Digital Einstein Platform

ETH Zurich together with the ETH spin-off Animatico developed an interactive platform where the user can talk to a digital Albert Einstein character. Key technologies include natural-language processing and dynamic rendering of the individual's expressions and body language. The screen and comfy-looking armchair – the visible parts of the platform – are packed with technology. To help Einstein identify interlocutors and ask them questions, a small camera is used to scan people's movements and reactions. Whenever someone addresses Einstein, microphones filter their voice out of the ambient noise. Their words are then converted into text and analyzed by language-processing software. The program uses machine learning to determine what they wish to say and then employs a dialogue algorithm to choose the most appropriate answer along with expressions and gestures from a finite universe of possible reactions. The answers are part of a defined dialogue tree that encompass various topics, such as Einstein's famous theories, his time as a student and his personal friendships. An algorithm is responsible for adding a sense of randomness to the answers, so that the dialogue can keep taking new twists and turns. If, for example, the "Digital Einstein" notices that his partner in the dialogue has turned away, he will quickly ask whether they are distracted or bored. If he doesn't understand something, he will apologize and ask the person to repeat the question.

Affective Computing

Gaining awareness of affective states enables leveraging emotional information as additional context in order to design emotionally sentient systems. Applications of such systems are manifold. For example, the learning gain can be increased in educational settings by incorporating targeted interventions that are capable of adjusting to affective states of students. Another application consists of enabling digital characters and smartphones to support enriched interactions that are sensitive to the user's contexts. In our projects we focus on data-driven models relying on lightweight data collection tailored to mobile settings.
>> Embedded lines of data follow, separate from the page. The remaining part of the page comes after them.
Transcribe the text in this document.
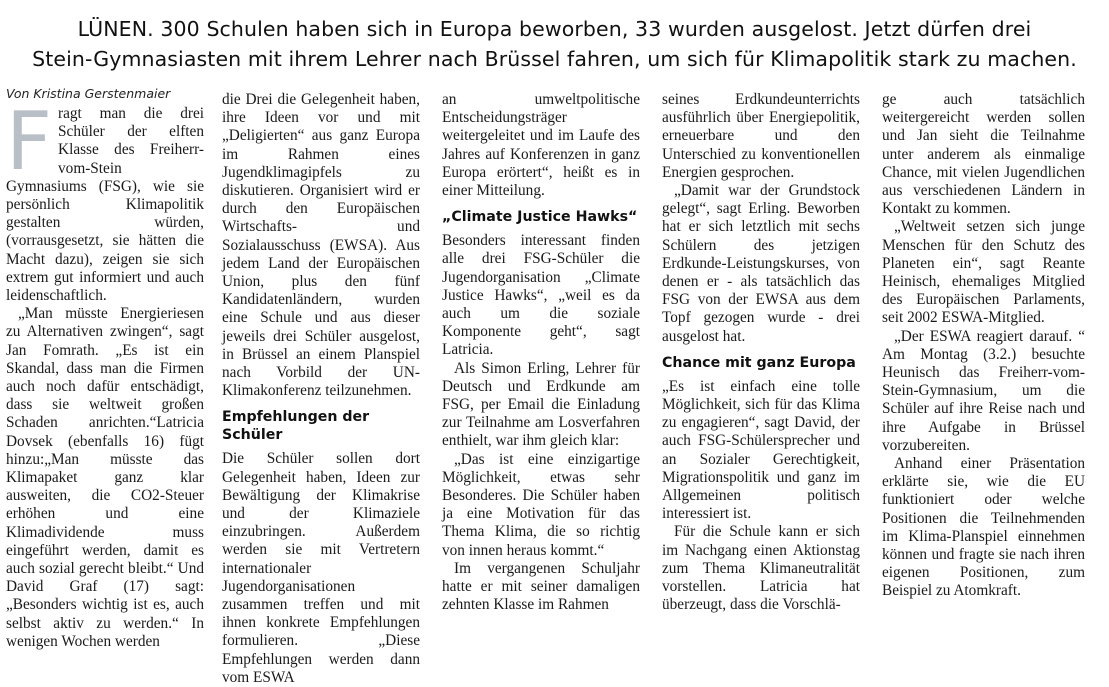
LÜNEN. 300 Schulen haben sich in Europa beworben, 33 wurden ausgelost. Jetzt dürfen drei
Stein-Gymnasiasten mit ihrem Lehrer nach Brüssel fahren, um sich für Klimapolitik stark zu machen.
Von Kristina Gerstenmaier
F ragt man die drei Schüler der elften Klasse des Freiherr-vom-Stein Gymnasiums (FSG), wie sie persönlich Klimapolitik gestalten würden, (vorrausgesetzt, sie hätten die Macht dazu), zeigen sie sich extrem gut informiert und auch leidenschaftlich.

„Man müsste Energieriesen zu Alternativen zwingen“, sagt Jan Fomrath. „Es ist ein Skandal, dass man die Firmen auch noch dafür entschädigt, dass sie weltweit großen Schaden anrichten.“Latricia Dovsek (ebenfalls 16) fügt hinzu:„Man müsste das Klimapaket ganz klar ausweiten, die CO2-Steuer erhöhen und eine Klimadividende muss eingeführt werden, damit es auch sozial gerecht bleibt.“ Und David Graf (17) sagt: „Besonders wichtig ist es, auch selbst aktiv zu werden.“ In wenigen Wochen werden

die Drei die Gelegenheit haben, ihre Ideen vor und mit „Deligierten“ aus ganz Europa im Rahmen eines Jugendklimagipfels zu diskutieren. Organisiert wird er durch den Europäischen Wirtschafts- und Sozialausschuss (EWSA). Aus jedem Land der Europäischen Union, plus den fünf Kandidatenländern, wurden eine Schule und aus dieser jeweils drei Schüler ausgelost, in Brüssel an einem Planspiel nach Vorbild der UN-Klimakonferenz teilzunehmen.

Empfehlungen der Schüler

Die Schüler sollen dort Gelegenheit haben, Ideen zur Bewältigung der Klimakrise und der Klimaziele einzubringen. Außerdem werden sie mit Vertretern internationaler Jugendorganisationen zusammen treffen und mit ihnen konkrete Empfehlungen formulieren. „Diese Empfehlungen werden dann vom ESWA

an umweltpolitische Entscheidungsträger weitergeleitet und im Laufe des Jahres auf Konferenzen in ganz Europa erörtert“, heißt es in einer Mitteilung.

„Climate Justice Hawks“

Besonders interessant finden alle drei FSG-Schüler die Jugendorganisation „Climate Justice Hawks“, „weil es da auch um die soziale Komponente geht“, sagt Latricia.

Als Simon Erling, Lehrer für Deutsch und Erdkunde am FSG, per Email die Einladung zur Teilnahme am Losverfahren enthielt, war ihm gleich klar:

„Das ist eine einzigartige Möglichkeit, etwas sehr Besonderes. Die Schüler haben ja eine Motivation für das Thema Klima, die so richtig von innen heraus kommt.“

Im vergangenen Schuljahr hatte er mit seiner damaligen zehnten Klasse im Rahmen

seines Erdkundeunterrichts ausführlich über Energiepolitik, erneuerbare und den Unterschied zu konventionellen Energien gesprochen.

„Damit war der Grundstock gelegt“, sagt Erling. Beworben hat er sich letztlich mit sechs Schülern des jetzigen Erdkunde-Leistungskurses, von denen er - als tatsächlich das FSG von der EWSA aus dem Topf gezogen wurde - drei ausgelost hat.

Chance mit ganz Europa

„Es ist einfach eine tolle Möglichkeit, sich für das Klima zu engagieren“, sagt David, der auch FSG-Schülersprecher und an Sozialer Gerechtigkeit, Migrationspolitik und ganz im Allgemeinen politisch interessiert ist.

Für die Schule kann er sich im Nachgang einen Aktionstag zum Thema Klimaneutralität vorstellen. Latricia hat überzeugt, dass die Vorschlä-

ge auch tatsächlich weitergereicht werden sollen und Jan sieht die Teilnahme unter anderem als einmalige Chance, mit vielen Jugendlichen aus verschiedenen Ländern in Kontakt zu kommen.

„Weltweit setzen sich junge Menschen für den Schutz des Planeten ein“, sagt Reante Heinisch, ehemaliges Mitglied des Europäischen Parlaments, seit 2002 ESWA-Mitglied.

„Der ESWA reagiert darauf. “ Am Montag (3.2.) besuchte Heunisch das Freiherr-vom-Stein-Gymnasium, um die Schüler auf ihre Reise nach und ihre Aufgabe in Brüssel vorzubereiten.

Anhand einer Präsentation erklärte sie, wie die EU funktioniert oder welche Positionen die Teilnehmenden im Klima-Planspiel einnehmen können und fragte sie nach ihren eigenen Positionen, zum Beispiel zu Atomkraft.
We have developed systems for affective state prediction based on camera recordings (i.e., action units, eye gaze, eye blinks, and head movement), low cost mobile biosensors (i.e., skin conductance, heart rate, and skin temperature), handwriting data, and smartphone touch and sensor data. We developed novel input representations (e.g., two-dimensional heat maps for encoding smartphone touch and sensor data) and deep learning networks (e.g., a semi-supervised deep learning pipeline based on a variational autoencoder). To evaluate our systems, we have collected large-scale datasets in the lab and in the wild encompassing tablet-based math-solving tasks, emotional stimuli from pictures, smartphone-based text conversations, and free interactions with smartphones over 10 weeks.